Bu türden bir anlayış, ülkemiz açısından bakıldığında, hümanist temelli Cumhuriyet/Atatürk Aydınlanmasıyla birlikte gündeme gelmiştir. Her ne kadar, daha II. Mahmut döneminden itibaren kimi yenileşme hareketleriyle karşılaşılsa ve bu yenilik hareketleri Tanzimat, I. ve II. Meşrutiyet’le birlikte belli bir evrim geçirse de, bu dönemlerde yapılan yenilikler, ikili bir temelde yapılanmıştır. Yani bir yanda geleneksel, dinsel temelli kurumlar dururken, onların karşısına nispeten laik temelde yapılanan kurumlar oluşturulmuştur. Tabi yapılan yeniliklerin taşıyıcısı olacak kurumlar bütünüyle teşekkül ettirilememiştir; çünkü feodal toplumsal yapı ve saltanat tümüyle aşılamamıştır. Cumhuriyetle gelen Aydınlanma, bu açıdan kararlıdır, kurumlar bütünüyle laik bir temele oturtulmaya ve kurumların taşıyıcısı olan yeni bir ekonomik-toplumsal yapı inşa edilmeye çalışılmıştır.  

Cumhuriyetle/Atatürk’le gelen hümanist aydınlanma ne yapmıştır?  

Kant’ın özleminde dile gelen söyleme paralel bir biçimde, geçmişin (Osmanlı’nın) kul anlayışından bireye, din odaklılıktan laik odaklılığa, ümmetten ulusa, dini hukuktan ussal-laik hukuka, din egemen eğitimden laik eğitime, din temeline oturan ekonomiden ussal temele oturan bir ekonomiye, dogmatizmden eleştirelliğe vb. geçiş yapmaya çalışmıştır.
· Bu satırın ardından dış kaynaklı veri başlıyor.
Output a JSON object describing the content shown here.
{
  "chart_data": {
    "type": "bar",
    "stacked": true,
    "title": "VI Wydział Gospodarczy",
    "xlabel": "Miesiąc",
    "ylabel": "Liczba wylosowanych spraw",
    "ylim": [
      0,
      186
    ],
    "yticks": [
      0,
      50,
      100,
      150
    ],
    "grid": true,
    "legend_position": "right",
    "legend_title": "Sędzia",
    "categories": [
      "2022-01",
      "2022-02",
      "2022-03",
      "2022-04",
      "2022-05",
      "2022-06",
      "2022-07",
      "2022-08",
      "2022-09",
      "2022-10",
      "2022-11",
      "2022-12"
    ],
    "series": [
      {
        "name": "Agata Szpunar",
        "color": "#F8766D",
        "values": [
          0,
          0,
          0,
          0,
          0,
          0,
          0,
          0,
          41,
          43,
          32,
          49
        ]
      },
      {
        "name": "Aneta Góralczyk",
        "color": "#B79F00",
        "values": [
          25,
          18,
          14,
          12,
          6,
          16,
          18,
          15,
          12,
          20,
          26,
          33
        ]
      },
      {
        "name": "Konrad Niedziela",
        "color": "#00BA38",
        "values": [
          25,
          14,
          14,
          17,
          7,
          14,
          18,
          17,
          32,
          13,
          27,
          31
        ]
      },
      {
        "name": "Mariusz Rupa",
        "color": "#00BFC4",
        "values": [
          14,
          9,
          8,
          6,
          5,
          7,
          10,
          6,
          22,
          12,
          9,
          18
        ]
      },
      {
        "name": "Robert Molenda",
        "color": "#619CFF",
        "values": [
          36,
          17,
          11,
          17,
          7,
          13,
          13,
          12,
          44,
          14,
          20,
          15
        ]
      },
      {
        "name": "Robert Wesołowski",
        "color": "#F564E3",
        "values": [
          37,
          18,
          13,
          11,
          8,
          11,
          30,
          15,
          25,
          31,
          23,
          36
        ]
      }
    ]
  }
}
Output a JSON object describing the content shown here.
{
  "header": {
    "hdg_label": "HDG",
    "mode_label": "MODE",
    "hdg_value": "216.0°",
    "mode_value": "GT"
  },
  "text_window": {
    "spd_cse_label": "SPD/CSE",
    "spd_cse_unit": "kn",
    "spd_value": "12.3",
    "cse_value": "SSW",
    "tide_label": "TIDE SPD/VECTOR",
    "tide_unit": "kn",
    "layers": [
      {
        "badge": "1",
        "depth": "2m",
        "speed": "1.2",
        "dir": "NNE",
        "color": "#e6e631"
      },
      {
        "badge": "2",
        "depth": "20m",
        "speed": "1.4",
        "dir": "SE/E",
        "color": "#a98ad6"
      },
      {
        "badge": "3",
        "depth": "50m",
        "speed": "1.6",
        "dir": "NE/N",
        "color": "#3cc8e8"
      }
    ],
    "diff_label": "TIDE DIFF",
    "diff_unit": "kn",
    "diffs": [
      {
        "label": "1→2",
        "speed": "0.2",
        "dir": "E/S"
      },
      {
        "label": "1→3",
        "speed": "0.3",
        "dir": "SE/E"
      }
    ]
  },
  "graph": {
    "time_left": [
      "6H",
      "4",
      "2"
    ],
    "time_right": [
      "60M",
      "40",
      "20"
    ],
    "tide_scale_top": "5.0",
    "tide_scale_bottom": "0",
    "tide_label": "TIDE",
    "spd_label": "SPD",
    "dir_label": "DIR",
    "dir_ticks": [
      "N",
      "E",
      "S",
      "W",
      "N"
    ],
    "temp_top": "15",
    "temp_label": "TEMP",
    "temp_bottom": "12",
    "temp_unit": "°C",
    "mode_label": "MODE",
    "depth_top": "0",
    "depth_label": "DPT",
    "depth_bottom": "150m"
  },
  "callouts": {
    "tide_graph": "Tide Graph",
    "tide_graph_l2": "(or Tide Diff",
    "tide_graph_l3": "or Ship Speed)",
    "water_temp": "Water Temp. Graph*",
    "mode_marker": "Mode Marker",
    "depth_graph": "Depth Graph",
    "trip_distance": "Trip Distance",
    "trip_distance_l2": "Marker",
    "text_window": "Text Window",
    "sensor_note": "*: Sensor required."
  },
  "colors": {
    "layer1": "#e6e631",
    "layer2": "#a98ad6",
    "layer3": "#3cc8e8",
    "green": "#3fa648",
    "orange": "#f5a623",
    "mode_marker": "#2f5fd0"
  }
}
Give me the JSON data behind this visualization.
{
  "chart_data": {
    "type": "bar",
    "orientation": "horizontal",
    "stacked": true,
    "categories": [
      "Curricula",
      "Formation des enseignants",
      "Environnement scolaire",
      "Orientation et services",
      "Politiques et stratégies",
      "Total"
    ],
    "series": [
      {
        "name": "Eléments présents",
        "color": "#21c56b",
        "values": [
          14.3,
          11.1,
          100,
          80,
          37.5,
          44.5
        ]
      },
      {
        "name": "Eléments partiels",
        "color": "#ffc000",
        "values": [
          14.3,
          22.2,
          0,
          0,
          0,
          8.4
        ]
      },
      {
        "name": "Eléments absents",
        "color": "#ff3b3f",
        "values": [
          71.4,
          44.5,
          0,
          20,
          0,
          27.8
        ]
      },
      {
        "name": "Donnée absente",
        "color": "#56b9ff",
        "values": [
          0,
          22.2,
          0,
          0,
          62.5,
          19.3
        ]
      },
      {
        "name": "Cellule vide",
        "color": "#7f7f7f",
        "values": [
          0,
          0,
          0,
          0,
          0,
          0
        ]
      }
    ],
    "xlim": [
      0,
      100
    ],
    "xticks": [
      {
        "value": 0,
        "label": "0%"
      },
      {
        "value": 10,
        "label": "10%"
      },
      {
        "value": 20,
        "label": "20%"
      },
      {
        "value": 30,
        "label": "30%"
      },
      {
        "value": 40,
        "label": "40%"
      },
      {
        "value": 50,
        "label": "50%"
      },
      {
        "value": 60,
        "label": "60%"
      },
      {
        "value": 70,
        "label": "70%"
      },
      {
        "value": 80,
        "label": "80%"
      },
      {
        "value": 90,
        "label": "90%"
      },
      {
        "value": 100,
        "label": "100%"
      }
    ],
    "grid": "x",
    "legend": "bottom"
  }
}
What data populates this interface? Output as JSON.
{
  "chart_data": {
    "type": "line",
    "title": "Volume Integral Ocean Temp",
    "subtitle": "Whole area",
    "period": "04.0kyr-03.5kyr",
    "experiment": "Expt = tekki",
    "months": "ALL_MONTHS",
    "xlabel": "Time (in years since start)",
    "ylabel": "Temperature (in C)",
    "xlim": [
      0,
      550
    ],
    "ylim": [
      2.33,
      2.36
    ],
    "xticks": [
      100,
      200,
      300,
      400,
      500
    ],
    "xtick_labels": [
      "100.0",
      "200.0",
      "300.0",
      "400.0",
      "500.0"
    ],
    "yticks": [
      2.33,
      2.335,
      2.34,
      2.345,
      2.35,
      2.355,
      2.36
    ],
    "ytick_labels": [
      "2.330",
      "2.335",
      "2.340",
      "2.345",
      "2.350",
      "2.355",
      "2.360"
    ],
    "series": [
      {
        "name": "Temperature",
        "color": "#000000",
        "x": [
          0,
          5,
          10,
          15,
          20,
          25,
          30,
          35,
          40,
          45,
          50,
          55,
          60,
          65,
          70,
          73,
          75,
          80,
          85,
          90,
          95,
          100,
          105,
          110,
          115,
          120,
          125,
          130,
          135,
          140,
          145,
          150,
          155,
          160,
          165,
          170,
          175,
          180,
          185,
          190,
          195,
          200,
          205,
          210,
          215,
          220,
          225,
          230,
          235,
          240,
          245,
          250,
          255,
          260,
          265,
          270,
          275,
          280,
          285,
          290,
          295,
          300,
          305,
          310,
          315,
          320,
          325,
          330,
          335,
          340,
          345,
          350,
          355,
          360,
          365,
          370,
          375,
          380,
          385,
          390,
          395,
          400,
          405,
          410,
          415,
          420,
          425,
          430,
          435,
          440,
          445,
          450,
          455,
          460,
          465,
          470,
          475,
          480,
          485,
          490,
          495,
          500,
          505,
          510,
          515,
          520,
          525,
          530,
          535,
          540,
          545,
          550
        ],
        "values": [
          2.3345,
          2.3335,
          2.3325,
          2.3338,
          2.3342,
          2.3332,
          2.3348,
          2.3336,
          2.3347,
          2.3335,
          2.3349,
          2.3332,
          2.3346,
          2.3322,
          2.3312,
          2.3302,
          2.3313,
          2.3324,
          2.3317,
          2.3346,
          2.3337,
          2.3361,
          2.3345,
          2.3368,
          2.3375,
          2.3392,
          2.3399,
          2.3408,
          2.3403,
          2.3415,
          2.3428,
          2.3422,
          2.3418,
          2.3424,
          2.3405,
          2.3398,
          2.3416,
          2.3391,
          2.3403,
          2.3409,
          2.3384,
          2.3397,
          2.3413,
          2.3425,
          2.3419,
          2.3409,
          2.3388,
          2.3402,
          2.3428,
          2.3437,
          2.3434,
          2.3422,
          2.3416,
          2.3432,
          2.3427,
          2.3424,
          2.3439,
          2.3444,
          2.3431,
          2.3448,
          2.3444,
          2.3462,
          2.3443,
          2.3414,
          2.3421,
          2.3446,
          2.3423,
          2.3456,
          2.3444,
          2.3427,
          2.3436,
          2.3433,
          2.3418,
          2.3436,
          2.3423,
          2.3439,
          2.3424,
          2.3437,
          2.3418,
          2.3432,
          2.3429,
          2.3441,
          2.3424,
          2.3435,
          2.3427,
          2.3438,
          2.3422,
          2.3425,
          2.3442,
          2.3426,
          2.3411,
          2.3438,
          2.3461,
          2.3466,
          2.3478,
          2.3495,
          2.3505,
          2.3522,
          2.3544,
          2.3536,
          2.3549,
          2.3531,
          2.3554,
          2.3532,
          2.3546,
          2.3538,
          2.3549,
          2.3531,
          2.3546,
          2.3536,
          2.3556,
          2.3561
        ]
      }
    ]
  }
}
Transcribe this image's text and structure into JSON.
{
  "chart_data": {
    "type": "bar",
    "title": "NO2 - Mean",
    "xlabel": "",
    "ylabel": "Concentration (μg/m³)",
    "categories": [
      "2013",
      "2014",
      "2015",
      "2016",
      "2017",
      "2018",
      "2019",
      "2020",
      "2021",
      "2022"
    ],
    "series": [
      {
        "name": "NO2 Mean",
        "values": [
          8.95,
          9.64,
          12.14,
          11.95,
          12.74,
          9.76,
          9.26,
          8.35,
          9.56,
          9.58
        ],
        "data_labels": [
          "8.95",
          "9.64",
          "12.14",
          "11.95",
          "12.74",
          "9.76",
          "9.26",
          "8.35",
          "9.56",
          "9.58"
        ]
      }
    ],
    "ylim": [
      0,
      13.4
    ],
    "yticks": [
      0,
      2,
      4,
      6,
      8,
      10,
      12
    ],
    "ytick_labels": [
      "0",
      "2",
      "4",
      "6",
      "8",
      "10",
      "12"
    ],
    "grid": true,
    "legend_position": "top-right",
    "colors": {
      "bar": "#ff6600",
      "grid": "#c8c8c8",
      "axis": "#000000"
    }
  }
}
Bu kurumların ve değerlerin taşıyıcısının sanayiye bağlı bir ekonomik yapı ve yeni bir insan tipi olduğunu bilindiği için, bunun temelleri atılmaya çalışılmıştır. Bir anlamda, toplumun zenginleşmesi için kapitalist bir yapı inşa edilmek istenmiş; kişiler feodal bağlardan kurtulup kendi başına ayakta duran bireyler haline getirilmeye çalışılmıştır. Bu dönemde, köklü karşı çıkışlar olsa da, uygulamalarda büyük ölçüde kararlı durulmuş; bilgelik ve cesaret erdeminin gerekleri yapılmıştır. İnsanı feodal yapının kulu ve kölesi olmaktan kurtarmak; aklını işletmesini sağlamak, daha hümanist bir yapıya adım atmak için, halkın talep etmediği değerler, kurumlar inşa edilmeye çalışılmıştır. İnsanın insanlaşmasının, toplumun yenilenmesine, çıkarlarına ters düştüğü ve iktidarlarını yok ettiği için karşı olanlarla mücadele edilmiştir. İnsanlaşmak, kolayca gerçekleşen bir şey değildir; emek ve çaba gerektirmektedir. Bu tutumuyla, Atatürk/Cumhuriyet Aydınlanması, hümanist bir temelde, Tanzimat’tan beri süregelen idareyi maslahatçı ikircikli yapıyı saf dışı etmeye çalışmış, özgürlükleri laik bir temelde örmeyi, feodal yapıyı kırmaya, bilgi, refah ve gönenci artırmayı hedeflemiştir. Bu yönüyle Cumhuriyet aydınlanmasının sosyo-kültürel alanda, Kopernik devrimine benzer bir devrim yaratmaya çalıştığı söylenebilir.  Nitekim bilgi ve değerleri göksel kaynaklarda ve kutsal metinlerde arayan bakış açısını terk edip, dinamik ve eleştirel bir zemin olan dünyevileşmeye yönelmiştir. İnancı, bireyselleştirmeye çalışmıştır. Bunu görmek için, sanayileşme, yönetsel yapı, kadın hakları, siyaset, hukuk, bilim, eğitim vb. alanında yapılan köklü değişimleri, ekiyle kıyaslayarak anımsamak yeterlidir. 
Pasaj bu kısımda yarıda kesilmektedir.